Many companies and businesses choose to create a secret reserve for their company. As the name may suggest, a secret reserve helps strengthen the business’s financial position. Such a strategy is especially useful in warding off competitors. Competitors are kept in the dark regarding the company’s true financial position and are unaware of its performance.
While a secret reserve sounds good in practice, it also has its fair share of drawbacks. Let’s take a closer look at the merits and demerits of the secret reserve, as well as how these reserves are created.
What is a Secret Reserve?
A secret reserve helps strengthen the business’s financial position without being immediately disclosed in any book, i.e., it is kept secret. A secret reserve is also often called an ‘internal reserve’. The balance sheet displays nothing in regards to the secret reserve.
In other words, you can also say that a secret reserve works by understating the organisation’s assets or by overstating its liabilities. The net profit earned by the organisation is shown to be less than its actual value. In either case, the organisation comes across as poorer than it is. In reality, the business’s financial position is better than shown.

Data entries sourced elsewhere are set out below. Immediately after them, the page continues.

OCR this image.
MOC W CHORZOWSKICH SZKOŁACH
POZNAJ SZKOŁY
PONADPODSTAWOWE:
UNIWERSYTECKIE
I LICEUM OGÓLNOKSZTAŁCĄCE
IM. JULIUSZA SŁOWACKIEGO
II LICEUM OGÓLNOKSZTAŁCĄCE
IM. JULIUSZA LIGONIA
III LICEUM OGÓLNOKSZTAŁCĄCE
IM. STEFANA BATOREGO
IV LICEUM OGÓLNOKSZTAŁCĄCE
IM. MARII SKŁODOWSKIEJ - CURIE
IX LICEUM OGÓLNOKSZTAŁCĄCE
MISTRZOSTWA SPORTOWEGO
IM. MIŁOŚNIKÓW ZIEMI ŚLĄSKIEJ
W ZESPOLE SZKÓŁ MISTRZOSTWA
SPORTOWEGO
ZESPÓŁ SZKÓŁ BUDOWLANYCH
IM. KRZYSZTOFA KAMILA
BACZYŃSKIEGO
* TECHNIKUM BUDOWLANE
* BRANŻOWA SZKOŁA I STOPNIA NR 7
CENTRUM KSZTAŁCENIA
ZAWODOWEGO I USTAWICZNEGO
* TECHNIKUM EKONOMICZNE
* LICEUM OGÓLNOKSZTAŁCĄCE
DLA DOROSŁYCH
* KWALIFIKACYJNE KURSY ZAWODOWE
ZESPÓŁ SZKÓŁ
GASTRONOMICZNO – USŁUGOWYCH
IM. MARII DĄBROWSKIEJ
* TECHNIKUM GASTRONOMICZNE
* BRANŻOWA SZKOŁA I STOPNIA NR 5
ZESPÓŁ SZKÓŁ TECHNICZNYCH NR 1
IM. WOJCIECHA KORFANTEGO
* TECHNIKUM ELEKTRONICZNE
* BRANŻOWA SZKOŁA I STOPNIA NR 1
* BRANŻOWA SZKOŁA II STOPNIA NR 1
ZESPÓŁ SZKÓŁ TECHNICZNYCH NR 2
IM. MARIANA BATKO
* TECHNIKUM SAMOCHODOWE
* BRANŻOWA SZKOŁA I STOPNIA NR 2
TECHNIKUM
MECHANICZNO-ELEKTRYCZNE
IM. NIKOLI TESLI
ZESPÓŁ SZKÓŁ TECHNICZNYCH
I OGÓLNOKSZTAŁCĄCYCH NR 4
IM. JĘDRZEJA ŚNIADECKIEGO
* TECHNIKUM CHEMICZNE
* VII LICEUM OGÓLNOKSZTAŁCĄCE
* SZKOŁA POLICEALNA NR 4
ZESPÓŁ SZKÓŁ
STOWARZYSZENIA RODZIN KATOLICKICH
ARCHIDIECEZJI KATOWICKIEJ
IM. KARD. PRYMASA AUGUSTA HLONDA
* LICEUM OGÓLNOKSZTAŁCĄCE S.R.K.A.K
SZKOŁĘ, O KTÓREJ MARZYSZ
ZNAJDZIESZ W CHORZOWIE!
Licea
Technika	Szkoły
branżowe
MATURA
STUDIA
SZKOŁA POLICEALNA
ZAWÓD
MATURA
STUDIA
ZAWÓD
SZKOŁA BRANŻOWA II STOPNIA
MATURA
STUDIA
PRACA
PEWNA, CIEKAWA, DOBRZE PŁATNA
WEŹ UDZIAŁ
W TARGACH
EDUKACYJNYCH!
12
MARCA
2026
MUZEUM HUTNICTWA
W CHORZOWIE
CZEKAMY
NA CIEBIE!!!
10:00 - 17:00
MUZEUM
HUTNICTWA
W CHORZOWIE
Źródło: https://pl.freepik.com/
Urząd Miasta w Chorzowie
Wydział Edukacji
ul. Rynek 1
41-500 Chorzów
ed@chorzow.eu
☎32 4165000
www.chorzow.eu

What motivates a company to create a secret reserve? The most common reason cited for doing so is a competitive one. The company doesn’t want its competitors to know its true financial position and falsifies the information that appears in its financial statements. However, this information not only misleads competitors but shareholders as well.
Insurance companies, financial institutions, and banks are the main organisations that help companies and organisations maintain secret reserves.
How is a Secret Reserve Created?
A secret reserve can be created in several ways. Some of these are as follows:
- More bad debts are shown: If provisions have been made for debts the company incurred, these can be overvalued on the balance sheet
- Current assets are undervalued: The company’s current assets are undervalued on the balance sheet
- The true value of the assets is greater than shown
- Fixed assets have reduced value: The value of the company’s fixed assets is shown lower than it is
- Fake liabilities are shown: Liabilities that don’t exist are reflected on the balance sheet
- Contingent liabilities portrayed as real liabilities: Even though these liabilities are yet to occur, a company may choose to portray them as already occurred and reduce their profits and losses accordingly
- More liabilities are shown: The organisation may overvalue its liabilities and show reduced profits
- Value of goodwill: A goodwill with high value may be deliberately shown as having a lower value to create a secret reserve
- Depreciation of assets: Fixed assets may be assigned a higher depreciation value than accurate
- These are often much higher than required
- Omission: Not all assets may be included in the balance sheet. Some may be intentionally omitted for secret reserve purposes
- Capital Expenditure to Revenue: Management can also choose to charge capital expenditure to revenue expenditure to reduce profits shown
Merits of Secret Reserve
Following are some merits of maintaining a secret reserve:
- Financial stability: Once a dividend has been successfully paid, the obtained profits are kept in the business
- This helps increase the working capital available, which in turn boosts the business’s financial stability
- Helpful during crisis: Easier to deal with unexpected financial crises
- Protection from competitors: Falsifying profit data gives better protection
- Grants more power: If the economy falls and depression occurs, the company will still maintain its credit and dividends
- Future loss: If the company encounters a damaging loss in the future, it can use funds from the secret reserve to resolve this crisis without alerting its shareholders and competitors
- Public confidence: When profits haven’t been made in a specific term, funds from the secret reserve can be used as a ‘bonus’, thus pleasing the masses
- Useful during lean years: Extra funds are useful during lean years
- Working capital is increased: More working capital for business use
- Stable dividend rate: When the company goes through lower profits or greater losses, the secret reserve can pay a dividend
- Thus, even when there is a fluctuation in profit, the dividend rate remains unaffected
Demerits of Secret Reserve
Secret reserves have their fair share of demerits as well. This includes:
- Problems with loans: Loans aren’t easily borrowed
- Loans during crisis: Loans are even harder to obtain
- Assets are misused: Assets may be stolen and used for their purposes
- The true condition remains undisclosed: The actual position of the business remains unclear
- Speculation: Secret reserves make share prices fluctuate wildly and make it difficult for investors to remain
- Selling the business becomes difficult: Selling a ‘poor’ business is very difficult
- Insurance claim: If an asset is lost and isn’t covered in the balance sheet, you will not be able to claim insurance for it
- Share value reduces: The value of shares goes down with secret reserves
- Poor performance is hidden: The shareholders and public never realise how bad things are
- Profits are low: Shareholders earn far less than they actually should
Conclusion
Companies and businesses should think long and hard before creating a secret reserve. While it may help them against their competitors, their shareholders and the general public would not appreciate being lied to. The decision to go through with a secret reserve must be considered carefully before taking further steps.